"Soyez virils": des catholiques croates déclenchent un tollé
Chaque mois, des centaines d'hommes s'agenouillent sur la place publique en Croatie. Ils prient contre l'avortement, pour l'autorité masculine et pour que les femmes s'habillent avec modestie.
Ce mouvement d'hommes ultra-catholiques, appelé "Soyez virils", monte en puissance dans le pays des Balkans où l'Eglise catholique et les valeurs traditionnelles restent bien ancrées.
Mais les idées de ces "agenouillés", comme les baptisent leurs contempteurs, franchissent la ligne rouge pour beaucoup de défenseurs des droits: ils prônent l'abstinence sexuelle avant le mariage, l'interdiction absolue de l'avortement et exigent que les femmes se vêtent avec modestie.
Samedi 1er avril, à Zagreb, une centaine d'hommes se sont rassemblés, armés de chapelets, d'effigies de la Vierge Marie et de drapeaux croates.
"Les femmes doivent s'assurer qu'elles n'incitent pas les hommes au péché par leur comportement et leurs vêtements", a déclaré en janvier à la télévision locale Bozidar Nagy, prêtre favorable au "projet Soyez virils". Et de citer un théologien croate du XXe siècle qui estimait que "le fait de recouvrir les femmes dans l'islam est quand même une bonne chose".
Le mouvement a refusé de répondre aux questions de l'AFP, soulignant que les agenouillés se consacraient "exclusivement à la prière".
Ce groupe est dans le droit fil des nombreux courants conservateurs masculinistes ayant émergé ces dernières années à travers le monde pour dénoncer les droits LGBT+, le féminisme et le "wokisme", terme utilisé à droite pour dénoncer une supposée complaisance de la gauche envers les revendications des minorités.
- Piétiner les droits -
Des mouvements similaires sont apparus en Europe de l'Est, y compris en Pologne et en Serbie, pour exiger le retour aux valeurs traditionnelles et dénoncer les valeurs progressistes tout en réclamant l'interdiction de l'IVG.
Malgré ses prières collectives, le groupe ne semble guère populaire en Croatie: selon un récent sondage, 75% des Croates ne le soutiennent pas, contre 15% de favorables.
Les "Soyez virils" ont suscité des contre-manifestations d'opposants qui dénoncent une volonté de piétiner les droits des femmes. "Il n'y a pas de tolérance pour les intolérants", a déclaré à l'AFP Katarina Peovic, députée du Front des travailleurs d'extrême gauche, lors d'un de ces rassemblements.

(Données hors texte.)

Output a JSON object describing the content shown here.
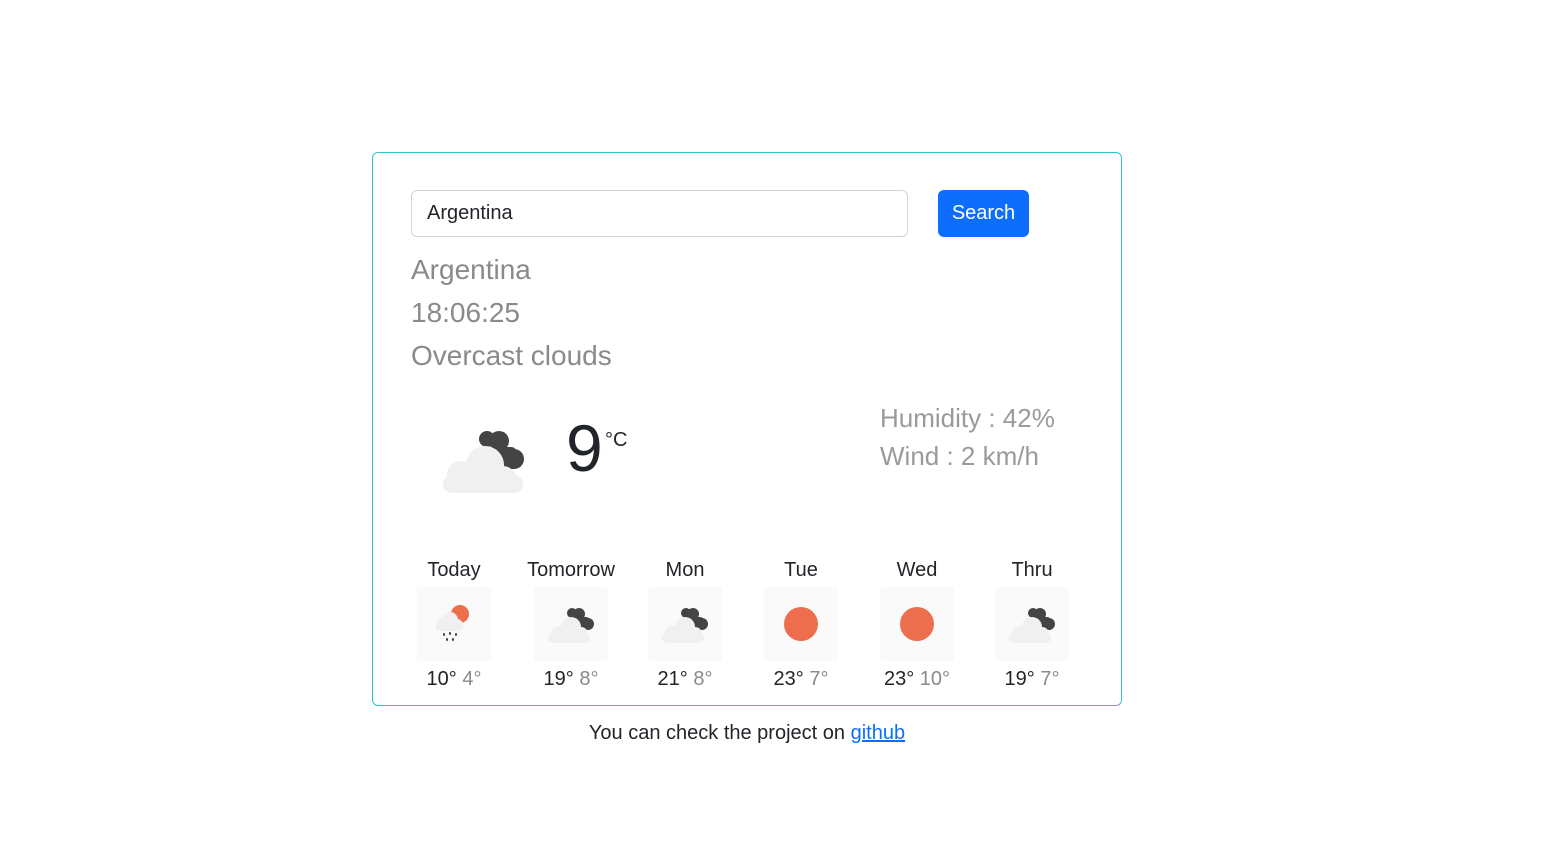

Selon elle, ces hommes "veulent revenir au patriarcat du XIXe siècle".
D'autres prennent la défense des "agenouillés".
Marica, 66 ans, qui refuse de donner son nom de famille, juge que "prier ne peut pas être mauvais", accusant les opposants d'être des "féministes avec des attitudes bizarres".
Deux passants d'une soixantaine d'années estiment que les prières collectives ne sont qu'une réaction "au comportement agressif des gens LGBT".
Les groupes ultra-conservateurs ont une petite influence dans un pays dont 80% des 3,8 millions d'habitants sont catholiques. Ils font surtout campagne contre l'avortement et le mariage entre personnes du même sexe.
En 2013, ils ont réussi à lancer un référendum qui s'est soldé par le refus d'autoriser les mariages homosexuels.
Voici six ans, des groupes religieux ont échoué à faire interdire l'avortement. Mais la procédure est très compliquée, de nombreux médecins refusant de pratiquer l'IVG au nom de l'éthique. Certaines femmes se font avorter à l'étranger.
Ivica Mastruko, sociologue des religions, juge que ces rassemblements "sont des espèces de performances plutôt que la manifestation d'une foi réelle". Pour lui, il n'est pas prouvé que les "agenouillés" aient le soutien de l'Eglise catholique ou la capacité d'influencer largement les mentalités.
"Ces craintes sont injustifiées s'agissant de la société croate", dit-il. "Je ne crois pas non plus qu'ils auront un impact sur les autorités, c'est-à-dire sur la législation".
Les organisateurs balayent toute critique et disent vouloir protéger les valeurs masculinistes.
Mais certains ont peur que le groupe se serve du sentiment anti-LGBT+ et anti-IVG pour faire avancer ses idées répressives.
"Normaliser de tels discours dans l'espace public peut déboucher sur l'abolition des droits humains", craint Zvonimir Dobrovic, de l'ONG Domino. "Non seulement ceux des femmes mais aussi ceux de la communauté LGBT, comme en Europe de l'Est".